Contes de fées carbonisés et prophéties de pacotille
Dans le royaume fracturé d’Aveum, la Guerre Éternelle consume les terres, les souvenirs et les corps. Trois couleurs de magie pour trois forces en lutte, trois royaumes aux ambitions rivales, et un gouffre béant au milieu du monde pour rappeler à tous que le vide ne recule jamais. Dans ce chaos, un garçon surgit : Jack, orphelin de Seren, voleur acrobatique au grand cœur, lancé dans une vengeance programmée par les étoiles et propulsé sur les champs de bataille par une prophétie cousue à la hâte.
Le récit tisse un enchaînement d’archétypes où chaque rebondissement semble rédigé à l’encre d’un générateur automatique de clichés. Le héros, beau parleur et bagarreur, découvre sa singularité magique au détour d’un drame familial. L’ennemi, tout droit sorti d’un dictionnaire de fantasy, se nomme Sandrakk, grand seigneur des ténèbres coiffé d’un masque et flanqué d’une armée nommée… les Lames Sombres. Face à lui, l’ordre des Immortels défend le royaume de Lucium, lumineux bastion du Bien, avec tout le sérieux d’une chorale de super-héros cosmopolites.

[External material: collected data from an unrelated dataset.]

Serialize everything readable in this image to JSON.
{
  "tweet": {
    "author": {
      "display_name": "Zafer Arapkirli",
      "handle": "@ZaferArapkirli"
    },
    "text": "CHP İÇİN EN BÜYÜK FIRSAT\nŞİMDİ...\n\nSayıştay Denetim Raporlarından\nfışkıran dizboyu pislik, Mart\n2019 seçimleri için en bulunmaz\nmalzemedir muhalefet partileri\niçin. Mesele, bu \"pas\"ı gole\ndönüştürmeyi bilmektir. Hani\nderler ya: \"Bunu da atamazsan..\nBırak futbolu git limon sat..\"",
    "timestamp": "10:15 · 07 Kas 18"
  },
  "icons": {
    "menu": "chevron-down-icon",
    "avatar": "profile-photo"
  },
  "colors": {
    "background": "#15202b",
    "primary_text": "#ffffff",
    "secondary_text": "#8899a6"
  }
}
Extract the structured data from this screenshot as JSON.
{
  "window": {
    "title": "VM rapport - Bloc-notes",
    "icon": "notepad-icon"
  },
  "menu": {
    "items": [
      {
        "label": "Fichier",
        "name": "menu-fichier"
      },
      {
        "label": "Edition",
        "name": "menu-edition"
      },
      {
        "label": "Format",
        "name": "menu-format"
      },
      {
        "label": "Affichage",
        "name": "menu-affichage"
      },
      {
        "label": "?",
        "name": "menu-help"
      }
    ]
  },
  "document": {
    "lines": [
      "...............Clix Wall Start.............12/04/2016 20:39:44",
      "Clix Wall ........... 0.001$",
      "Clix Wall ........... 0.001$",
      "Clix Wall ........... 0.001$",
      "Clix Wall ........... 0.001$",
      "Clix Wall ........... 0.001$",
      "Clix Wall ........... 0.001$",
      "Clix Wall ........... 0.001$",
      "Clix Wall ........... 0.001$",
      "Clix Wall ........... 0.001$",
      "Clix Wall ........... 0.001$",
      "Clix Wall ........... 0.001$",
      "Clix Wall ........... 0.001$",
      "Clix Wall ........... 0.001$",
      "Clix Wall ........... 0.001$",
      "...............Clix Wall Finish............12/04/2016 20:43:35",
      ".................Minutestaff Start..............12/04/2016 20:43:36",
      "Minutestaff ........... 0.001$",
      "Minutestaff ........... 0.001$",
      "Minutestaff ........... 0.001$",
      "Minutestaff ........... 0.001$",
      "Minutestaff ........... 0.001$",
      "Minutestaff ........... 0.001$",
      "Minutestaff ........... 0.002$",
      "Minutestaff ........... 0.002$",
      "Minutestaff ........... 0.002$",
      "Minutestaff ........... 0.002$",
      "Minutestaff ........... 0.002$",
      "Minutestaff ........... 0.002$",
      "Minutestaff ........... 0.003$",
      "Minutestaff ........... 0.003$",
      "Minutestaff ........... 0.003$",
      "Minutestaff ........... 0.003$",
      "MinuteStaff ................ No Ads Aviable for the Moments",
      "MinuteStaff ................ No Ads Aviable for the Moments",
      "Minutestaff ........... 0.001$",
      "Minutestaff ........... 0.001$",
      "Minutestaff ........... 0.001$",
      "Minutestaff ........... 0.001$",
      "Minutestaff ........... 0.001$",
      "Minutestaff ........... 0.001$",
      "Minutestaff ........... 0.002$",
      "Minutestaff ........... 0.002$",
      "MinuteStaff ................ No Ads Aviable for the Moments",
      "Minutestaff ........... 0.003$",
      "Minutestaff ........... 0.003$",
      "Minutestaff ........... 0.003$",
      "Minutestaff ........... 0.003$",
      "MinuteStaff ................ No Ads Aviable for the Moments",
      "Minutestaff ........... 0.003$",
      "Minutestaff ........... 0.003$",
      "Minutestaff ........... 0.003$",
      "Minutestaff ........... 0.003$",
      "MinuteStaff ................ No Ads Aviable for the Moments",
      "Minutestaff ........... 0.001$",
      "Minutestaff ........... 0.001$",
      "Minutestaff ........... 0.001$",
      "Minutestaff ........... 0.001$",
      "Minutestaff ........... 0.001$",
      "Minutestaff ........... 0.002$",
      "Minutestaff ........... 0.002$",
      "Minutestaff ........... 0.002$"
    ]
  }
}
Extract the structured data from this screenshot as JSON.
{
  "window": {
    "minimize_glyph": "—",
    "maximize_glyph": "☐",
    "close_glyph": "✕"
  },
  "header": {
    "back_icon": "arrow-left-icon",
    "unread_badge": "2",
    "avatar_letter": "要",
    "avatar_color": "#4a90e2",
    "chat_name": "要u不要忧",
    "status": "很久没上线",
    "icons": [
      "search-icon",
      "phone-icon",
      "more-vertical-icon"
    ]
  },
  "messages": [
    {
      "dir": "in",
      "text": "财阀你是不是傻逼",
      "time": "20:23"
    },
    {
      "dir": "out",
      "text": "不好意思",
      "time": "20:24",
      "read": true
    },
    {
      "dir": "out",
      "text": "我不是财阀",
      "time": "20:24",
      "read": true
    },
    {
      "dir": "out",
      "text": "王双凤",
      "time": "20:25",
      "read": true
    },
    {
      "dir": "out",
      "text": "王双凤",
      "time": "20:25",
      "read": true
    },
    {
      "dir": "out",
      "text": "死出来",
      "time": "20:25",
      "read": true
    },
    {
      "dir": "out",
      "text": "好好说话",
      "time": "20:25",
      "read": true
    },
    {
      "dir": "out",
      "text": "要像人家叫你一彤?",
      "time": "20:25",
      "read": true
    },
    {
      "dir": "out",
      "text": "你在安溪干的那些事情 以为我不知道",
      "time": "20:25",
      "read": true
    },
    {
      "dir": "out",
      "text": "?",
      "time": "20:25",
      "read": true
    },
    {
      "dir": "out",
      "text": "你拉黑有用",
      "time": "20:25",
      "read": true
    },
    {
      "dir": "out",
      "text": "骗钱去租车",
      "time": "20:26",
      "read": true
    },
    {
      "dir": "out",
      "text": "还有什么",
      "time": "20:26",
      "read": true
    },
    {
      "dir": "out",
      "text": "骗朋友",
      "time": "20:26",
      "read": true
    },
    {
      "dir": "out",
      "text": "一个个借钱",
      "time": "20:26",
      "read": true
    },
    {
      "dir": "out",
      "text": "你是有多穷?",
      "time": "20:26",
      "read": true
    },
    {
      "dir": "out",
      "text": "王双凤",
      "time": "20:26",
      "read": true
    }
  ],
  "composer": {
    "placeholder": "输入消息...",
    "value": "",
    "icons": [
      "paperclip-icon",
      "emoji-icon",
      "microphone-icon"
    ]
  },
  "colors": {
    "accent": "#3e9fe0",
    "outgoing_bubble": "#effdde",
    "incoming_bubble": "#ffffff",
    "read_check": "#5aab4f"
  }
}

Les personnages se succèdent avec la régularité d’une série du samedi matin : mentors charismatiques au regard sombre, généraux surentraînés, guerrières masquées à l’identité téléphonée, et compagnes perdues dans les méandres de scripts trop bavards. Tous suivent leur trajectoire sans dévier, encadrés par des dialogues qui échouent à éveiller le moindre relief. L’humour surgit souvent, mais tombe avec la lourdeur d’un sort raté, sans jamais parvenir à alléger le poids d’un récit qui s’enlise dans sa propre ambition cinématographique.

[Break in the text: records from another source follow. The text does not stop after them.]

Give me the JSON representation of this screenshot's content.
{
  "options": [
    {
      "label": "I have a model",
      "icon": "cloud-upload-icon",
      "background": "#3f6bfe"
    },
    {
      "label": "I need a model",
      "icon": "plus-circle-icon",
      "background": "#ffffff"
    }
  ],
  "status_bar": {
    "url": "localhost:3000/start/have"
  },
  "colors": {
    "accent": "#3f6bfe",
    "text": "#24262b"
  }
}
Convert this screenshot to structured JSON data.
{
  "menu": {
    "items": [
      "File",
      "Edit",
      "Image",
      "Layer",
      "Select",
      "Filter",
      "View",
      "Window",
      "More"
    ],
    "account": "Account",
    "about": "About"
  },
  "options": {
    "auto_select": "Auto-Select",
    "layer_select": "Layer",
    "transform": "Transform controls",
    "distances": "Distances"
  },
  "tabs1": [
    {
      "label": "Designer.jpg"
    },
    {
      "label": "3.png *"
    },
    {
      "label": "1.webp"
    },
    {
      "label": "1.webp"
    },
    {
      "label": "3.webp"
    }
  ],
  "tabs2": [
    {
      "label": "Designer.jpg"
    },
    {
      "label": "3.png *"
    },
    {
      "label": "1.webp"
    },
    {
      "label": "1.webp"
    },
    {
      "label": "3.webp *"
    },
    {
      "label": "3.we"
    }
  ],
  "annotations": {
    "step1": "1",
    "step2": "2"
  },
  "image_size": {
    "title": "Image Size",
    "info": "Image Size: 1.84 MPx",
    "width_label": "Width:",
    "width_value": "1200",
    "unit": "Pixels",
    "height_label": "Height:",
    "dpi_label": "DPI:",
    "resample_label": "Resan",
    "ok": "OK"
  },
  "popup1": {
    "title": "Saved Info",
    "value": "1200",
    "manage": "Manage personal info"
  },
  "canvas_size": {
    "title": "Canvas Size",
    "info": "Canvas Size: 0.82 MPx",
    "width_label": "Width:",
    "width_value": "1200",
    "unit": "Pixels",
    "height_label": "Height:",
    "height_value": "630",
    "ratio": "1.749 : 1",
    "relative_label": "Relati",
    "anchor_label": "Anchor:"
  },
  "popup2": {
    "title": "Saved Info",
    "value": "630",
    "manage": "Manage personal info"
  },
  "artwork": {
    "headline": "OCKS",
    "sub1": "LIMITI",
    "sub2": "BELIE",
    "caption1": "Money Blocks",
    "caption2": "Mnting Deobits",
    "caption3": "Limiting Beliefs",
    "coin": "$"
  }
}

Le scénario cherche la grandeur, invoque des enjeux cosmiques, multiplie les effets de manche et les ralentis dramatiques. Mais chaque envolée s’écrase sur la platitude d’une écriture scolaire, qui oublie que l’émotion ne naît ni du volume sonore ni de la quantité d’explosions. La structure narrative, linéaire jusqu’à l’asphyxie, enchaîne les scènes comme des tableaux de storyboard, sans jamais permettre au joueur de s’attacher, de douter, ou simplement de s’interroger.
Immortals of Aveum tente de bâtir un univers, mais trace seulement un décor. Il empile les factions, les peuples, les conflits et les cartes, sans jamais tisser une légende. Le monde d’Aveum s’efface derrière l’artifice, englouti par une guerre trop convenue pour captiver, trop bruyante pour troubler.

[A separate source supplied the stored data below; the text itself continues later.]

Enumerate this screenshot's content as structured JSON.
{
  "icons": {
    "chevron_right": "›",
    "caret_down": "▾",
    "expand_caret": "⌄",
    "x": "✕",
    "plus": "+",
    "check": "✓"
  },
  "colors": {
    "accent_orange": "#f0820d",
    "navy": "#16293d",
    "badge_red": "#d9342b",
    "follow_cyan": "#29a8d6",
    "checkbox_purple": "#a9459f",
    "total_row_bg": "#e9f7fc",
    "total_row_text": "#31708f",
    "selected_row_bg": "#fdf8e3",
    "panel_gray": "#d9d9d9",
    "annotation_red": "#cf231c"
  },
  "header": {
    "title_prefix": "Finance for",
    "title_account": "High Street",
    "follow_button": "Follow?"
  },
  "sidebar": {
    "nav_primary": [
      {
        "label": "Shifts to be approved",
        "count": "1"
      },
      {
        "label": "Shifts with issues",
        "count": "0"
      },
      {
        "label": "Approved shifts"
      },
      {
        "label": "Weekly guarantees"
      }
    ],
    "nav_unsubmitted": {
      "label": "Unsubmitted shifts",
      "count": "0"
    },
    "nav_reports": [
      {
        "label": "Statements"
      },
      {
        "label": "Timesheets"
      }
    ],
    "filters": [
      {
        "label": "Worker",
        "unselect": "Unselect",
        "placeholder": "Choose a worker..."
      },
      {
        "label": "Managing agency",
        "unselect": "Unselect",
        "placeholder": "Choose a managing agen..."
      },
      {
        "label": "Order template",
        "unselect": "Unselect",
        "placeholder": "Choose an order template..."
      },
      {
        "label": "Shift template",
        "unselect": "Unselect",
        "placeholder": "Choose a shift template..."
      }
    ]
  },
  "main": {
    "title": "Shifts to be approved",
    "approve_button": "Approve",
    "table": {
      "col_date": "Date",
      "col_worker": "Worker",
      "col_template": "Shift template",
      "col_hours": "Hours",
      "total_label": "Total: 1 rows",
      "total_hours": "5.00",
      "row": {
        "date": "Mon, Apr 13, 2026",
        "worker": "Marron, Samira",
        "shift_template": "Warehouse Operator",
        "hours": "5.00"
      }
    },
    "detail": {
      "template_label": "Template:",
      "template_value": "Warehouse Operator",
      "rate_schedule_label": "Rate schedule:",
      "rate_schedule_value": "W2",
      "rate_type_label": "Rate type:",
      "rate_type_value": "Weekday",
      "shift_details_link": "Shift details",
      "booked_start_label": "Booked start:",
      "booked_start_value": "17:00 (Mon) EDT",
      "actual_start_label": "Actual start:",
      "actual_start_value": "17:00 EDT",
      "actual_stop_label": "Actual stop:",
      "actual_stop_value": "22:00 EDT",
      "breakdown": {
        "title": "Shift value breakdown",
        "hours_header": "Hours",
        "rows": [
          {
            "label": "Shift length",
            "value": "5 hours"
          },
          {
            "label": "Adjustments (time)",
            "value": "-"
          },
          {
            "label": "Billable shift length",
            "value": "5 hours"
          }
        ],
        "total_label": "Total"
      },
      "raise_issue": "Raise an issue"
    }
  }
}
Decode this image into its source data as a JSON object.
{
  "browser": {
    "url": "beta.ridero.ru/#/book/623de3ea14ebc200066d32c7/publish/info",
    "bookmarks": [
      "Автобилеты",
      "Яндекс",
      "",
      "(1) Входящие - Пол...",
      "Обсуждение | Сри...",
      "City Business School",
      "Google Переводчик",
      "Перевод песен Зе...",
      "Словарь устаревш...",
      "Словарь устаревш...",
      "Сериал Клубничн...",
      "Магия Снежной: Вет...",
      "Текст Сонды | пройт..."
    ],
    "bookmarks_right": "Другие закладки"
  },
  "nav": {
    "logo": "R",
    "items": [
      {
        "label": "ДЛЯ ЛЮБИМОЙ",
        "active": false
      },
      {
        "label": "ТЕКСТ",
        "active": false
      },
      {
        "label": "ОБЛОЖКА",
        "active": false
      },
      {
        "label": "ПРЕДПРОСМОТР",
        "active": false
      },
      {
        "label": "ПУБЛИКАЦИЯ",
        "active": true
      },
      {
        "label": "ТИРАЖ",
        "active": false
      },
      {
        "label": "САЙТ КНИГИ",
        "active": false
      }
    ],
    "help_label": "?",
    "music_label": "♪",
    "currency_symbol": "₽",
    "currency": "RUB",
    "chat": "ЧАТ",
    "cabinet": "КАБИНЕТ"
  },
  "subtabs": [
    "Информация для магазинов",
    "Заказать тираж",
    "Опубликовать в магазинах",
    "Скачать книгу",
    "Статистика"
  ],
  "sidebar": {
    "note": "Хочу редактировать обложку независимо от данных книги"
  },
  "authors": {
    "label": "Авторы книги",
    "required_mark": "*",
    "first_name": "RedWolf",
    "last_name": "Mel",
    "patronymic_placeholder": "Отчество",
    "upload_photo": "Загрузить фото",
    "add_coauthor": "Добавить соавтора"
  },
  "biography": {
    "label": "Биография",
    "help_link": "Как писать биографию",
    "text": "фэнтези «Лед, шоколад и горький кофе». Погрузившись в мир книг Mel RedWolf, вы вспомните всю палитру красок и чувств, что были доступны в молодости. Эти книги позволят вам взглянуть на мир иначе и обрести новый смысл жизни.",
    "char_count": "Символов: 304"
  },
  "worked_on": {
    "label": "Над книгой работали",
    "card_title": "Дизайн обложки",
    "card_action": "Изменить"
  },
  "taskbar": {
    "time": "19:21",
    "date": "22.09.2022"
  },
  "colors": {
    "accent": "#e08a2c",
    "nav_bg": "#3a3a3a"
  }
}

Appuie sur X pour lancer un sort, ou pour tout gâcher
Sous ses dehors flamboyants, Immortals of Aveum est un FPS pur jus, transfiguré par une couche de magie colorée. Ici, les armes traditionnelles laissent place à trois types de sortilèges – rouge, bleu, vert – incarnant chacun une forme de puissance : force brute, précision ou contrôle. Ce système à trois branches, présenté comme une innovation de gameplay, reprend en réalité les bases d’un triangle d’arsenal où l’efficacité repose moins sur des faiblesses élémentaires que sur le bon outil au bon moment.
Le héros Jack, Triarque de son état, peut maîtriser l’ensemble des magies. À mesure que l’aventure progresse, son arsenal s’étoffe de variantes bien connues : tir concentré à moyenne portée, déflagration rouge en combat rapproché, projectiles à dispersion, et sorts d’interruption inspirés du stun traditionnel. Chacune de ces capacités est habilement animée, solidement intégrée, mais rarement surprenante. Derrière l’habillage magique, le level design reste celui d’un shooter moderne, balisé, rythmé par des couloirs, des arènes et des scripts millimétrés.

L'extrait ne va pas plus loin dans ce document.